Oklahoma could have claimed jurisdiction because of where the body was found. Fannin County claimed it in part by where the clothing was found.

“This thing may eventually end up in federal jurisdiction because of the transporting of the body between two states,” her father said. “No matter how it ends, we need to bring it to a conclusion by bringing a suspect to trial.”

He said a citizens group, troubled by the slowness of the investigation in Fannin County, now is pushing to bring the cold case back to the forefront.

“They are questioning the adequacy of the investigation, and asking officials to look at the case more closely,” he said.

A private investigator hired to look into the case, Jim Holloway of Dallas, said the clothes should be retested for DNA.

“I have talked with DNA experts, and they have told me if DNA ever was there, they can retrieve it,” Holloway said.

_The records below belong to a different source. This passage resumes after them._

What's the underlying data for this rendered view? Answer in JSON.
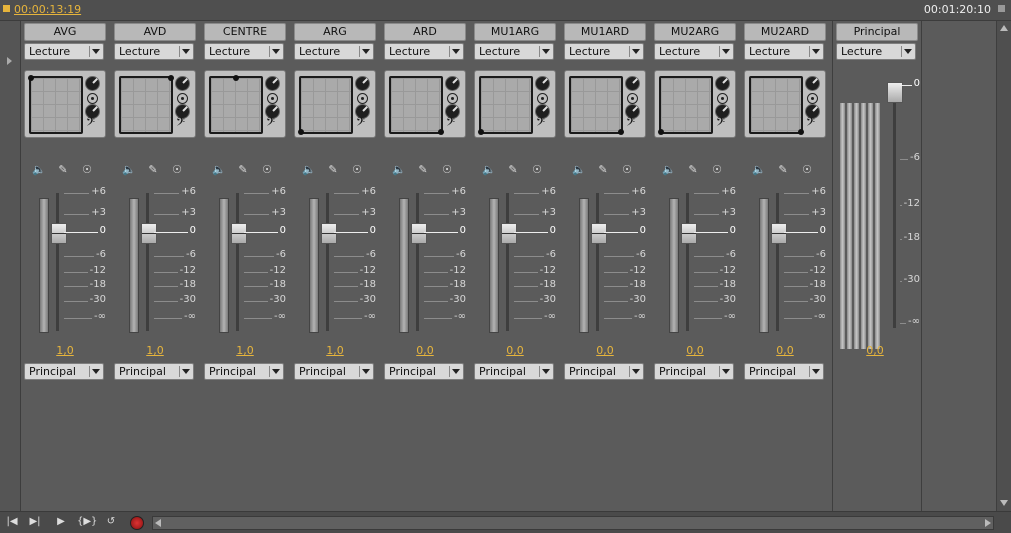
{
  "timecode_current": "00:00:13:19",
  "timecode_duration": "00:01:20:10",
  "tracks": [
    {
      "name": "AVG",
      "mode": "Lecture",
      "output": "Principal",
      "volume": "1,0"
    },
    {
      "name": "AVD",
      "mode": "Lecture",
      "output": "Principal",
      "volume": "1,0"
    },
    {
      "name": "CENTRE",
      "mode": "Lecture",
      "output": "Principal",
      "volume": "1,0"
    },
    {
      "name": "ARG",
      "mode": "Lecture",
      "output": "Principal",
      "volume": "1,0"
    },
    {
      "name": "ARD",
      "mode": "Lecture",
      "output": "Principal",
      "volume": "0,0"
    },
    {
      "name": "MU1ARG",
      "mode": "Lecture",
      "output": "Principal",
      "volume": "0,0"
    },
    {
      "name": "MU1ARD",
      "mode": "Lecture",
      "output": "Principal",
      "volume": "0,0"
    },
    {
      "name": "MU2ARG",
      "mode": "Lecture",
      "output": "Principal",
      "volume": "0,0"
    },
    {
      "name": "MU2ARD",
      "mode": "Lecture",
      "output": "Principal",
      "volume": "0,0"
    }
  ],
  "master": {
    "name": "Principal",
    "mode": "Lecture",
    "volume": "0,0"
  },
  "track_scale": [
    "+6",
    "+3",
    "0",
    "-6",
    "-12",
    "-18",
    "-30",
    "-∞"
  ],
  "master_scale": [
    "0",
    "-6",
    "-12",
    "-18",
    "-30",
    "-∞"
  ],
  "icons": [
    "speaker-icon",
    "pencil-icon",
    "microphone-icon"
  ],
  "colors": {
    "accent": "#e6b43c",
    "background": "#5b5b5b"
  }
}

The victim’s uncle, Jeff Schneider, said some of the blame for not solving the case can be placed on the previous administration of the sheriff’s office, who led the investigation seven years ago. He said the case could have been easily solvable if the sheriff’s department had gotten the help or the expertise to do it right.

Fannin County Sheriff Kenneth Moore, who was not sheriff during the original investigation, said he thinks the case is solvable, but due to a lack of evidence, his investigators are no closer to solving the case than when it happened in May of 2002.

“Investigators don’t know where her body entered the river, so there’s no crime scene,” he said in an earlier interview. “Even the autopsy did not pinpoint a clear answer about how she died.”

Moore said he does not have that convincing piece of evidence that can get an indictment.

“She was a wonderful person,” her father said. “She was a wonderful person who cared about people and life and her killer should be brought to justice.”

Holloway said there likely is enough evidence, if it was handled right, to bring that killer to trial.